Almost instantly the scramble ended. Two dolphin bodies supported him until he got his lungs clear, though the seawater he had swallowed nauseated him.
“All right, now, pod, let’s take it easy on this poor human. You take turns so I don’t tire you out. Huh?”
“Tire? What tire?”
“Ummmm, get weary, lose strength, exhaust.” Readis made motions of difficulty in swimming. “Like men you rescue, all tired from ship going down.”
Scornful fountains rose from blowholes, and two rolled in contempt for the notion.
“Dolphins swim all around Pern and not weary,” Cal said, her smile deeper than ever. “Swim you to shore is easy. Easy, easy, easy,” Gal said, gently brushing the side of his face with her nose. “We go now. We change. You keep hand up.”
And so he was towed to shore, actually at a much reduced speed than he remembered them taking him and Unclemi into shore after the storm. He changed supports, and there was always a new one, waiting for him to switch. He realized that Cal had come back for a second turn by the time the shore loomed above them.
“To starboard …” Readis gestured right with his left hand. “To the right.”
“Know starboard. Know port. Cal is smart.”
“Cal certainly is. Have you been in these caves?”
“Yessss, been in pools here. Good place. Readisss smart to find good place.” Her voice echoed in the stone cave, and Delky whinnied in fear.

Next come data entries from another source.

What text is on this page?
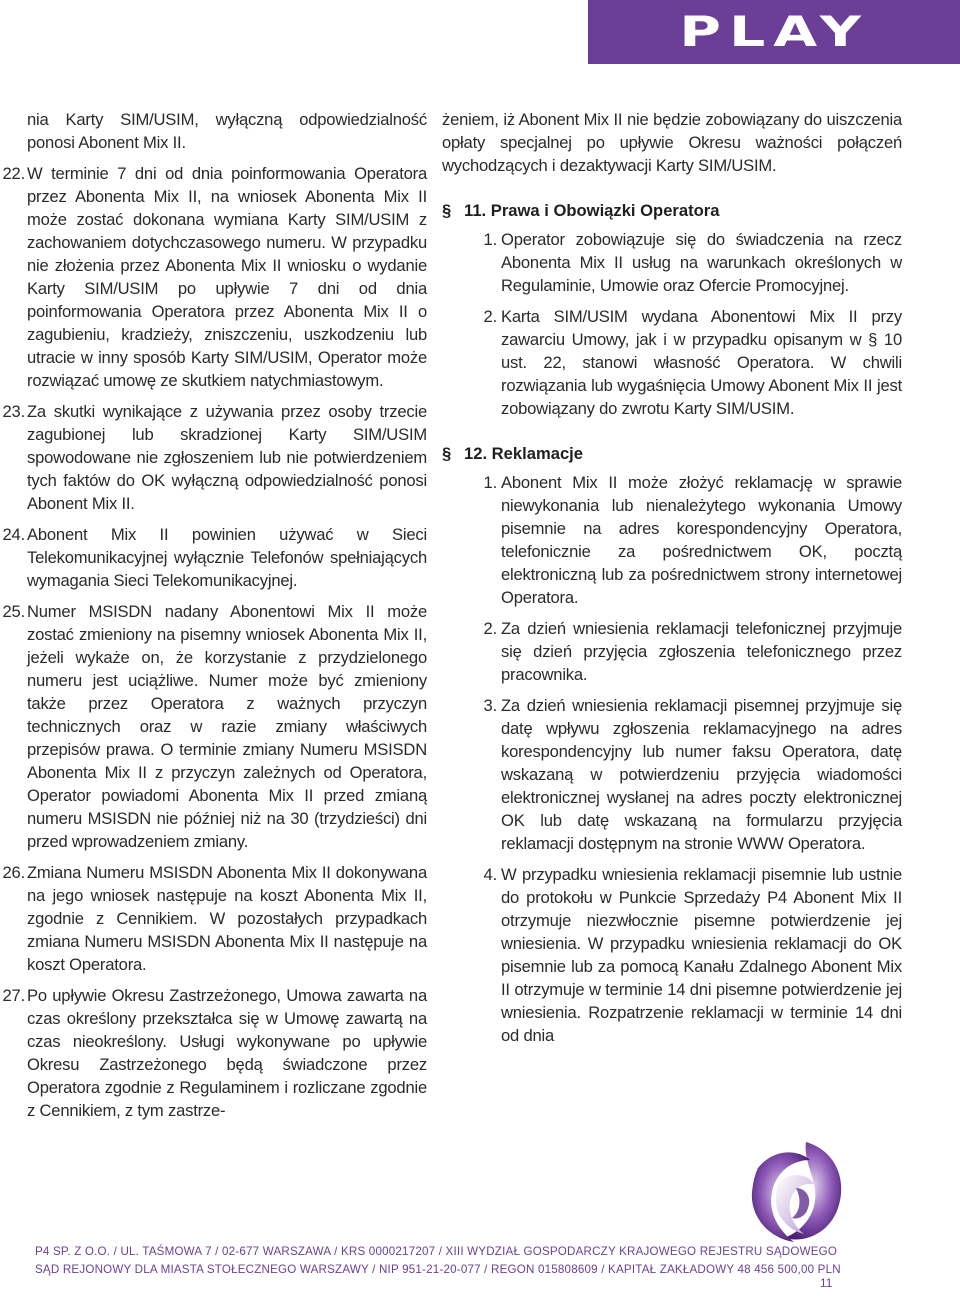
PLAY

nia Karty SIM/USIM, wyłączną odpowiedzialność ponosi Abonent Mix II.

22. W terminie 7 dni od dnia poinformowania Operatora przez Abonenta Mix II, na wniosek Abonenta Mix II może zostać dokonana wymiana Karty SIM/USIM z zachowaniem dotychczasowego numeru. W przypadku nie złożenia przez Abonenta Mix II wniosku o wydanie Karty SIM/USIM po upływie 7 dni od dnia poinformowania Operatora przez Abonenta Mix II o zagubieniu, kradzieży, zniszczeniu, uszkodzeniu lub utracie w inny sposób Karty SIM/USIM, Operator może rozwiązać umowę ze skutkiem natychmiastowym.
23. Za skutki wynikające z używania przez osoby trzecie zagubionej lub skradzionej Karty SIM/USIM spowodowane nie zgłoszeniem lub nie potwierdzeniem tych faktów do OK wyłączną odpowiedzialność ponosi Abonent Mix II.
24. Abonent Mix II powinien używać w Sieci Telekomunikacyjnej wyłącznie Telefonów spełniających wymagania Sieci Telekomunikacyjnej.
25. Numer MSISDN nadany Abonentowi Mix II może zostać zmieniony na pisemny wniosek Abonenta Mix II, jeżeli wykaże on, że korzystanie z przydzielonego numeru jest uciążliwe. Numer może być zmieniony także przez Operatora z ważnych przyczyn technicznych oraz w razie zmiany właściwych przepisów prawa. O terminie zmiany Numeru MSISDN Abonenta Mix II z przyczyn zależnych od Operatora, Operator powiadomi Abonenta Mix II przed zmianą numeru MSISDN nie później niż na 30 (trzydzieści) dni przed wprowadzeniem zmiany.
26. Zmiana Numeru MSISDN Abonenta Mix II dokonywana na jego wniosek następuje na koszt Abonenta Mix II, zgodnie z Cennikiem. W pozostałych przypadkach zmiana Numeru MSISDN Abonenta Mix II następuje na koszt Operatora.
27. Po upływie Okresu Zastrzeżonego, Umowa zawarta na czas określony przekształca się w Umowę zawartą na czas nieokreślony. Usługi wykonywane po upływie Okresu Zastrzeżonego będą świadczone przez Operatora zgodnie z Regulaminem i rozliczane zgodnie z Cennikiem, z tym zastrze-

żeniem, iż Abonent Mix II nie będzie zobowiązany do uiszczenia opłaty specjalnej po upływie Okresu ważności połączeń wychodzących i dezaktywacji Karty SIM/USIM.

§ 11. Prawa i Obowiązki Operatora
1. Operator zobowiązuje się do świadczenia na rzecz Abonenta Mix II usług na warunkach określonych w Regulaminie, Umowie oraz Ofercie Promocyjnej.
2. Karta SIM/USIM wydana Abonentowi Mix II przy zawarciu Umowy, jak i w przypadku opisanym w § 10 ust. 22, stanowi własność Operatora. W chwili rozwiązania lub wygaśnięcia Umowy Abonent Mix II jest zobowiązany do zwrotu Karty SIM/USIM.
§ 12. Reklamacje
1. Abonent Mix II może złożyć reklamację w sprawie niewykonania lub nienależytego wykonania Umowy pisemnie na adres korespondencyjny Operatora, telefonicznie za pośrednictwem OK, pocztą elektroniczną lub za pośrednictwem strony internetowej Operatora.
2. Za dzień wniesienia reklamacji telefonicznej przyjmuje się dzień przyjęcia zgłoszenia telefonicznego przez pracownika.
3. Za dzień wniesienia reklamacji pisemnej przyjmuje się datę wpływu zgłoszenia reklamacyjnego na adres korespondencyjny lub numer faksu Operatora, datę wskazaną w potwierdzeniu przyjęcia wiadomości elektronicznej wysłanej na adres poczty elektronicznej OK lub datę wskazaną na formularzu przyjęcia reklamacji dostępnym na stronie WWW Operatora.
4. W przypadku wniesienia reklamacji pisemnie lub ustnie do protokołu w Punkcie Sprzedaży P4 Abonent Mix II otrzymuje niezwłocznie pisemne potwierdzenie jej wniesienia. W przypadku wniesienia reklamacji do OK pisemnie lub za pomocą Kanału Zdalnego Abonent Mix II otrzymuje w terminie 14 dni pisemne potwierdzenie jej wniesienia. Rozpatrzenie reklamacji w terminie 14 dni od dnia
P4 SP. Z O.O. / UL. TAŚMOWA 7 / 02-677 WARSZAWA / KRS 0000217207 / XIII WYDZIAŁ GOSPODARCZY KRAJOWEGO REJESTRU SĄDOWEGO
SĄD REJONOWY DLA MIASTA STOŁECZNEGO WARSZAWY / NIP 951-21-20-077 / REGON 015808609 / KAPITAŁ ZAKŁADOWY 48 456 500,00 PLN
11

“It’s okay, Delky,” Readis called, worried lest she break his vine rope in her panic.
“You have horsss?” Cal asked, carefully raising herself far enough above the water to put an eye on the startled beast.
“Horss?” Readis laughed. “Delky’s a runnerbeast. And a weed at that. Easy there, girl. It’s all right.”
“Looks horsssish,” Cal insisted. “Name Delky? Delky, I Cal.”
“Runnerbeasts can’t talk, Cal.”
“Pity. We can talk better now we got you to talk to.”
“I think you speak pretty well already, Cal,” Readis said, hauling himself out of the water. The vest had held him up all right, but it had rubbed badly underarm and on his shoulders and neck. He’d have to find something to pad it there. Right now the abrasions stung. He also needed a drink. “Stay put, will you, Cal?”
He rose and had to grab at the wall to keep upright. He hadn’t realized how tired he was, and his bad leg was not in good working order at all. That was the first time he realized that the dolphins never commented on his wizened leg. At least they didn’t seem to care.
Grabbing the nearest of his homemade water bottles, he returned to the pool and found it stuffed full of dolphins.
“Is the entire pod inside?”
“Yes, want to see man’s land place,” Delfi said, raising her body out of the water to peer about her. “Nice place.” And she dropped back.